2 - De la garantie des vices

Article 442

Art. 442 - Le vendeur garantit les vices de la chose qui en diminuent sensiblement la valeur ou la rendent impropre à l’usage auquel elle est destinée d’après sa nature ou d’après le contrat. Les défauts qui ne diminuent que légèrement la valeur ou la jouissance de la chose, et ceux tolérés par l’usage, ne donnent pas ouverture à garantie. Le vendeur garantit également l’existence des qualités par lui déclarées, ou qui ont été stipulées par l’acheteur.

Article 443

Art. 443 - Cependant, lorsqu’il s’agit de choses dont le véritable état ne peut être connu qu’en les dénaturant, telles que des fruits en coque, le vendeur ne répond des vices cachés que s’il s’y est expressément engagé, ou si l’usage local lui impose cette garantie.

Article 444

Art. 444 - Dans les ventes sur échantillon, le vendeur garantit l’existence des qualités de l’échantillon. Lorsque l’échantillon a péri ou s’est détérioré, l’acheteur est tenu de prouver que la marchandise n’est pas conforme à l’échantillon.

Article 445

Art. 445 - Le vendeur ne garantit que les vices qui existaient au moment de la vente, s’il s’agit d’un corps déterminé dans son individualité, ou au moment de la délivrance, s’il s’agit d’une chose fongible qui a été vendue au poids, à la mesure, sur description.

Article 446

Art. 446 - Lorsqu’il s’agit de choses mobilières autres que les animaux l’acheteur doit examiner l’état de la chose vendue aussitôt après l’avoir reçue et notifier immédiatement au vendeur tout défaut dont celui-ci doit répondre, dans les sept jours qui suivent la réception.
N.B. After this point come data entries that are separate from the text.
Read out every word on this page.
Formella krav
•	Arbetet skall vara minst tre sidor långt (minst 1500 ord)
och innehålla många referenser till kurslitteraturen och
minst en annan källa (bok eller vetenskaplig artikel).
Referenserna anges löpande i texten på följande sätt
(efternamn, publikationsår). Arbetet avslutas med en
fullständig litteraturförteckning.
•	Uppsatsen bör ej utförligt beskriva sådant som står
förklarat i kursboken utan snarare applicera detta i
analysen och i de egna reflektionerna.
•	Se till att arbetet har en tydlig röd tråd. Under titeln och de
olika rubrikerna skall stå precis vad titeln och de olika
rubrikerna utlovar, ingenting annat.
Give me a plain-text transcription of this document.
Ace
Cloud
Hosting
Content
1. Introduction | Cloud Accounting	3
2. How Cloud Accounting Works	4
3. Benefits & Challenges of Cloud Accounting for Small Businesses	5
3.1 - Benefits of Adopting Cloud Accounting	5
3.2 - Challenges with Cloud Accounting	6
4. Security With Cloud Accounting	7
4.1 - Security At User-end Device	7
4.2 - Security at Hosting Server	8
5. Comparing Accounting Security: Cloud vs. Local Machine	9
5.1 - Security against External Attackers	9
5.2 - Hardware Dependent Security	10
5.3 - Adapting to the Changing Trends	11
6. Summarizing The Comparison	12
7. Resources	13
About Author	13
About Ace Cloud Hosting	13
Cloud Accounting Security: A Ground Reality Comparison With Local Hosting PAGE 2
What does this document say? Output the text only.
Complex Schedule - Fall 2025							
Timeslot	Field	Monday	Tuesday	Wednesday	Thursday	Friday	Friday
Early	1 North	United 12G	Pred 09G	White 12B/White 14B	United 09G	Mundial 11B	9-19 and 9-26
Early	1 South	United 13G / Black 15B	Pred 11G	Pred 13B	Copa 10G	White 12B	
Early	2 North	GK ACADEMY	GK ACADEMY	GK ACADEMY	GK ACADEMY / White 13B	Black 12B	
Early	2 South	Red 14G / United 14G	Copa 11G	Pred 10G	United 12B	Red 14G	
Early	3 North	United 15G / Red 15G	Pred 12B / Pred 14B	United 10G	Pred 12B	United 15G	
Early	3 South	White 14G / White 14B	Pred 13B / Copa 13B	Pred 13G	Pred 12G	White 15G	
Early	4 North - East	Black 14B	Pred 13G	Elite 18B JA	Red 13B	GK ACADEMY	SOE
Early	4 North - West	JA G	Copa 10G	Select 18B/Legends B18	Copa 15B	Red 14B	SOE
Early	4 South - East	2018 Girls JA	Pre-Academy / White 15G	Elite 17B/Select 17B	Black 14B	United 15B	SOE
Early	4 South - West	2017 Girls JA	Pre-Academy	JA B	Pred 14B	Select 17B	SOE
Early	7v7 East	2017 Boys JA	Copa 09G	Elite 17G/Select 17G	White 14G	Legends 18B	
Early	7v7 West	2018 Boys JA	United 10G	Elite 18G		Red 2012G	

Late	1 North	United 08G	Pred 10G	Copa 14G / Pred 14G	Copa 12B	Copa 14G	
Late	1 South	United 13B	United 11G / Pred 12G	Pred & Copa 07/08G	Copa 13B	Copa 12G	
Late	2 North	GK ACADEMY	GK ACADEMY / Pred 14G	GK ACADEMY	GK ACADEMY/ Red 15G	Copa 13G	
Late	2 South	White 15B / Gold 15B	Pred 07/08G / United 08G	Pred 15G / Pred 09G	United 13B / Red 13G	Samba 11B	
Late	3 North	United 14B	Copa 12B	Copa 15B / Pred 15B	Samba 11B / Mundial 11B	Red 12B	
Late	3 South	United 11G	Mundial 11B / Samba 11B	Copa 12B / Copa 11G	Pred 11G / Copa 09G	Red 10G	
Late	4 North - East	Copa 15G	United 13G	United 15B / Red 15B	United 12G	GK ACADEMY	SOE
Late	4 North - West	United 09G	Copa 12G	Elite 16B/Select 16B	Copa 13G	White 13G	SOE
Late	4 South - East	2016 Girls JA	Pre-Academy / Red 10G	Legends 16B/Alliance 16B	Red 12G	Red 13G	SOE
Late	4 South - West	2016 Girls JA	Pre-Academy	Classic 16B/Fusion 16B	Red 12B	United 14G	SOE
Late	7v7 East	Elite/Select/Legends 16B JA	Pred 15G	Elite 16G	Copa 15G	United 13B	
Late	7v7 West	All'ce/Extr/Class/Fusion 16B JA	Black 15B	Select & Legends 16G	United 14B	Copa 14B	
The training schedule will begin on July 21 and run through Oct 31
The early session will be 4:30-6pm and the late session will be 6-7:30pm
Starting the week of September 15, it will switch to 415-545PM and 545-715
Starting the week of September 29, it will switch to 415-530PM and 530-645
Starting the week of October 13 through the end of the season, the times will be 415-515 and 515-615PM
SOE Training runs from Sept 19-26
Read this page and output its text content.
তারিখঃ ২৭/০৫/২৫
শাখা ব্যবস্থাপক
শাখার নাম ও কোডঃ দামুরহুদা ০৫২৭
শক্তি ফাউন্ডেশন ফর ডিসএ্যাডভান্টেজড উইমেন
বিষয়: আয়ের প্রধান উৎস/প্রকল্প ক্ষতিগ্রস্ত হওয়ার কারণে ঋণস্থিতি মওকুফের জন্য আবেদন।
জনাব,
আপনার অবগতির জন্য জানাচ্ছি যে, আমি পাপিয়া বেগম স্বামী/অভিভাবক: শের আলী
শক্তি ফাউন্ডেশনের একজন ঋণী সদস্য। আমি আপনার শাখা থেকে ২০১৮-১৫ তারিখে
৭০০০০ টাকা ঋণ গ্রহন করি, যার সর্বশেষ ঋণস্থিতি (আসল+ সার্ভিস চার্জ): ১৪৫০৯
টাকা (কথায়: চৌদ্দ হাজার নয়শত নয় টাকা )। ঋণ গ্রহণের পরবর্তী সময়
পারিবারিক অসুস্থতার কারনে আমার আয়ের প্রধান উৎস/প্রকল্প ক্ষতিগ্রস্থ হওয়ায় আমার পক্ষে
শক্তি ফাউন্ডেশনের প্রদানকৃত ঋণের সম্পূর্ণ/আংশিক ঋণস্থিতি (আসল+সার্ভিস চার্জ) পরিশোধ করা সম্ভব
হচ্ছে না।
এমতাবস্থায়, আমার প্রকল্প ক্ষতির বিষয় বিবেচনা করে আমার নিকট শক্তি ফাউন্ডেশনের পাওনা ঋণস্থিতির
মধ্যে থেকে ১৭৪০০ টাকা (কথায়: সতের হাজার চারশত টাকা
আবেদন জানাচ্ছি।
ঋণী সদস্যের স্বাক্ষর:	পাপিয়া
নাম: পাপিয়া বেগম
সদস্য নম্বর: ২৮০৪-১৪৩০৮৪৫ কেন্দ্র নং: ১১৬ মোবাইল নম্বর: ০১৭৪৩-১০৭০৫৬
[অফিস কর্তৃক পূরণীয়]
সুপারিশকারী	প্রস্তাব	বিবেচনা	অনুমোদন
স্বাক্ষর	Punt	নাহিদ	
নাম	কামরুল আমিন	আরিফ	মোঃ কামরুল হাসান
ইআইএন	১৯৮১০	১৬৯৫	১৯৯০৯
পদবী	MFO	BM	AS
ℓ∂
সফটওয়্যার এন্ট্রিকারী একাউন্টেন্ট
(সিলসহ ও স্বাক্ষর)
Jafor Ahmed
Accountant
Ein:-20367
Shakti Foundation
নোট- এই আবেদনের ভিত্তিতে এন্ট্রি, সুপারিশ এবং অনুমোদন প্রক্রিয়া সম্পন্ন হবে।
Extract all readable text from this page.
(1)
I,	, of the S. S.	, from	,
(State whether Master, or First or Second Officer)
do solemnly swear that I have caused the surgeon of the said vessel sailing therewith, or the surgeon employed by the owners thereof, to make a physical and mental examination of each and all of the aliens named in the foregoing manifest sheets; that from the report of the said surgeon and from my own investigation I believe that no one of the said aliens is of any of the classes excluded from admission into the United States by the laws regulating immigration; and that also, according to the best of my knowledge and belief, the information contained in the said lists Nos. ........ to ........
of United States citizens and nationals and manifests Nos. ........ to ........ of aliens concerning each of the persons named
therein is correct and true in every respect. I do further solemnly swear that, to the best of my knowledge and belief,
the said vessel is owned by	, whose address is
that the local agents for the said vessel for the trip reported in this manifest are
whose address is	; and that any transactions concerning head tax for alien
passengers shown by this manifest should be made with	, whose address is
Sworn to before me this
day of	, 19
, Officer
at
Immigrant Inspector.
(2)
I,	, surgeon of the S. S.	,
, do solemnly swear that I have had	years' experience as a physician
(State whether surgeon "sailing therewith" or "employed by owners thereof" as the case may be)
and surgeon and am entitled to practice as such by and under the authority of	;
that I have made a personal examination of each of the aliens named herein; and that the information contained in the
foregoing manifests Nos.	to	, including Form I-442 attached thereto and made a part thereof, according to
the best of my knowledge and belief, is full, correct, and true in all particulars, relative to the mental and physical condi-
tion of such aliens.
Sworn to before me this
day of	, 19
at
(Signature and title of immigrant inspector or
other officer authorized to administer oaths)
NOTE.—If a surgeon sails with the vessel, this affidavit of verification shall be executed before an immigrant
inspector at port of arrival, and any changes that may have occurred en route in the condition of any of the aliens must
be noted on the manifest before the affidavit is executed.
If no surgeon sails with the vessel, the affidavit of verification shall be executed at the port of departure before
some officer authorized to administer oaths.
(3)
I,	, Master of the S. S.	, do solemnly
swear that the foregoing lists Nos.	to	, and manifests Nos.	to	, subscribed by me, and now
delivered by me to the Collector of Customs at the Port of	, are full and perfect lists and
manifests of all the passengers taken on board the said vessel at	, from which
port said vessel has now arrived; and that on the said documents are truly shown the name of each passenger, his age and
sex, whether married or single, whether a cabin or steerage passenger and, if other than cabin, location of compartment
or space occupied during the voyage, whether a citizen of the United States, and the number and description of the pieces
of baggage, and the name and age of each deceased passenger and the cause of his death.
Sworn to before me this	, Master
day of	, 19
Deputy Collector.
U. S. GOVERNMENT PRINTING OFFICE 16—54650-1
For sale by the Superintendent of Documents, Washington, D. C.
A défaut, la chose est tenue pour acceptée, à moins qu’il ne s’agisse de vices non reconnaissables par un examen ordinaire, ou que l’acheteur n’ait été empêché, pour une cause indépendante de sa volonté, d’examiner l’état de la chose vendue. Dans ce cas, les vices de la chose doivent être notifiés au vendeur aussitôt après leur découverte; à défaut, la chose est tenue pour acceptée. Le vendeur de mauvaise foi ne peut toutefois se prévaloir de cette dernière disposition.

Article 447

Art. 447 - L’acheteur doit, sans délai, faire constater l’état de la chose par expert nommé sur requête par le Président du Tribunal compétent. A défaut de constatation régulière, il est tenu de prouver que les vices existaient déjà au moment de la réception. Cette vérification n’est pas requise lorsque la vente est faite sur échantillon, dont l’identité n’est pas contestée. Si la marchandise provient d’un autre lieu, et si le vendeur n’a point de représentant au lieu de réception, l’acheteur est tenu de pourvoir provisoirement à la conservation de la chose. S’il y a danger d’une détérioration rapide, l’acheteur a le droit et, lorsque l’intérêt du vendeur l’exige, il a le devoir de provoquer la vente de la chose par autorisation demandée sur simple requête du Président du Tribunal du lieu où elle se trouve, après la constatation dont il est parlé ci-dessus. Il doit aussitôt, et à peine de dommages-intérêts, donner avis au vendeur de tout ce qui précède.

Article 448

Art. 448 - Dans le cas prévu à l’article précédent, les frais de réexpédition sont à la charge du vendeur.